Research led by a team at the Radboud University Medical Center in Nijmegen, the Netherlands, have shown that the response to anti-VEGF medication may arise from a complexity of interactions, rather than a small defined number of common genetic variants. The clinical genetics research involved a genome-wide association study (GWAS) of 678 nAMD patients revealing a nominal association of an improved response to anti-VEGF with a single variant within the CCT3 gene. Rare variants showed significant association with a worse treatment outcome in the C10orf88 and UNC93B1 genes however, further validation will be required in larger cohorts to strengthen validity in a broader population.
It is estimated that up to 10% of nAMD patients receiving anti-VEGF treatment may suffer a decline in VA of at least 15 lines ETDRS score letters. Identifying such patients as early as possible is critical to optimizing clinical management. Identifying the specific factors that may be associated with non-response may provide valuable information to optimizing alternative treatment regimens, either available today or in the future. One strategy to identify such biomarkers of response is to use GWAS to identify pharmacogenomic signals that associate with either better or worse treatment outcomes with anti-VEGF therapies. In total, the study included 2,058 patients with nAMD, 678 patients in a discovery phase and 1,380 in a replication phase. In the discovery phase, genome-wide single variant association analyses were performed on the change in VA after 3-monthly anti-VEGF injections. This revealed 111 variants across 5 loci and, in the replication phase, these 5 loci were further analyzed to reveal a single variant of nominal significance associated with an improved outcome response. In addition, rare protein-altering variants in the C10ORF88 and UNC93B1 genes were found to associate with worse visual acuity response to anti-VEGF therapy. Patients carrying these rare variants in the C10orf88 and UNC93B1 genes lost a mean of 6 and 5 lines, respectively, on the ETDRS letter chart following treatment. In analyzing the results of the GWAS output, the researchers stated that “none of the previously identified genetic markers are individually strong determinants of overall functional treatment response. Furthermore, we also did not find an association for any of the 52 AMD-associated variants reported in the largest AMD GWAS performed so far”.
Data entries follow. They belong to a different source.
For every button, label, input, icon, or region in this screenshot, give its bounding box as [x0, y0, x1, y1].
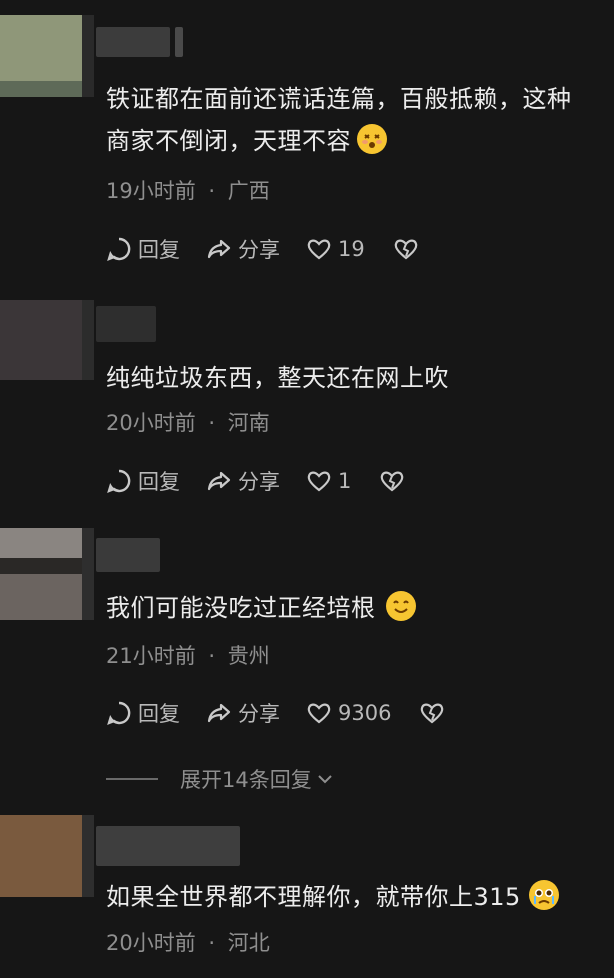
meta-separator: ·: [208, 931, 216, 955]
comment-meta: 20小时前 · 河北: [106, 927, 270, 957]
reply-button[interactable]: 回复: [106, 466, 180, 496]
comment-actions: 回复 分享 1: [106, 465, 437, 497]
dislike-button[interactable]: [379, 468, 411, 494]
broken-heart-icon: [421, 703, 444, 724]
heart-icon: [307, 703, 331, 724]
comment-text-line: 我们可能没吃过正经培根: [106, 587, 606, 629]
username-blurred-end: [175, 27, 183, 57]
reply-icon: [107, 469, 131, 494]
meta-separator: ·: [208, 179, 216, 203]
heart-icon: [307, 239, 331, 260]
dislike-button[interactable]: [419, 700, 451, 726]
comment-text: 铁证都在面前还谎话连篇，百般抵赖，这种 商家不倒闭，天理不容: [106, 78, 606, 162]
share-button[interactable]: 分享: [206, 698, 280, 728]
avatar[interactable]: [0, 15, 82, 97]
like-button[interactable]: 9306: [306, 700, 391, 726]
comment-meta: 21小时前 · 贵州: [106, 640, 270, 670]
comment-text-line: 如果全世界都不理解你，就带你上315: [106, 876, 606, 918]
comment-location: 河北: [227, 931, 270, 955]
broken-heart-icon: [394, 239, 418, 260]
comment-actions: 回复 分享 9306: [106, 697, 477, 729]
meta-separator: ·: [208, 411, 216, 435]
reply-icon: [107, 701, 131, 726]
smiling-face-emoji-icon: [385, 591, 416, 621]
expand-replies-button[interactable]: 展开14条回复: [106, 764, 334, 794]
dislike-button[interactable]: [393, 236, 425, 262]
share-button[interactable]: 分享: [206, 234, 280, 264]
comment-actions: 回复 分享 19: [106, 233, 451, 265]
crying-face-emoji-icon: [528, 880, 559, 910]
comment-location: 贵州: [227, 644, 270, 668]
meta-separator: ·: [208, 644, 216, 668]
comment-text: 纯纯垃圾东西，整天还在网上吹: [106, 357, 606, 399]
expand-divider: [106, 778, 158, 780]
comment-text-line: 商家不倒闭，天理不容: [106, 120, 606, 162]
comment-time: 20小时前: [106, 411, 196, 435]
comment-time: 19小时前: [106, 179, 196, 203]
avatar[interactable]: [0, 300, 82, 380]
avatar-shadow: [82, 815, 94, 897]
comment-meta: 19小时前 · 广西: [106, 175, 270, 205]
like-button[interactable]: 1: [306, 468, 351, 494]
comment-meta: 20小时前 · 河南: [106, 407, 270, 437]
heart-icon: [307, 471, 331, 492]
share-icon: [207, 703, 231, 723]
comment-location: 河南: [227, 411, 270, 435]
share-button[interactable]: 分享: [206, 466, 280, 496]
like-button[interactable]: 19: [306, 236, 365, 262]
username-blurred[interactable]: [96, 306, 156, 342]
reply-button[interactable]: 回复: [106, 698, 180, 728]
dizzy-face-emoji-icon: [357, 124, 387, 154]
comment-text: 如果全世界都不理解你，就带你上315: [106, 876, 606, 918]
avatar-shadow: [82, 300, 94, 380]
username-blurred[interactable]: [96, 538, 160, 572]
share-icon: [207, 239, 231, 259]
reply-button[interactable]: 回复: [106, 234, 180, 264]
avatar-shadow: [82, 528, 94, 620]
reply-icon: [107, 237, 131, 262]
comment-text: 我们可能没吃过正经培根: [106, 587, 606, 629]
comment-time: 20小时前: [106, 931, 196, 955]
chevron-down-icon: [318, 775, 332, 784]
avatar-shadow: [82, 15, 94, 97]
comment-time: 21小时前: [106, 644, 196, 668]
username-blurred[interactable]: [96, 826, 240, 866]
avatar[interactable]: [0, 815, 82, 897]
avatar[interactable]: [0, 528, 82, 620]
comment-text-line: 铁证都在面前还谎话连篇，百般抵赖，这种: [106, 85, 572, 113]
expand-replies-label: 展开14条回复: [180, 768, 312, 792]
comment-location: 广西: [227, 179, 270, 203]
comment-text-line: 纯纯垃圾东西，整天还在网上吹: [106, 364, 449, 392]
share-icon: [207, 471, 231, 491]
username-blurred[interactable]: [96, 27, 170, 57]
broken-heart-icon: [381, 471, 404, 492]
The researchers concluded that the multicenter GWAS data may indicate that the variability in how nAMD patients respond to anti-VEGF therapy is unlikely to be explained by large effects of common variants but that “rare genetic variants may have large effects on treatment outcome after 3 monthly anti-VEGF injections”. This is not unusual for many large GWAS and similar gene-based studies in which it can be very difficult to isolate a clear smoking gun. Unfortunately, biology tends to be significantly more complicated than is generally anticipated.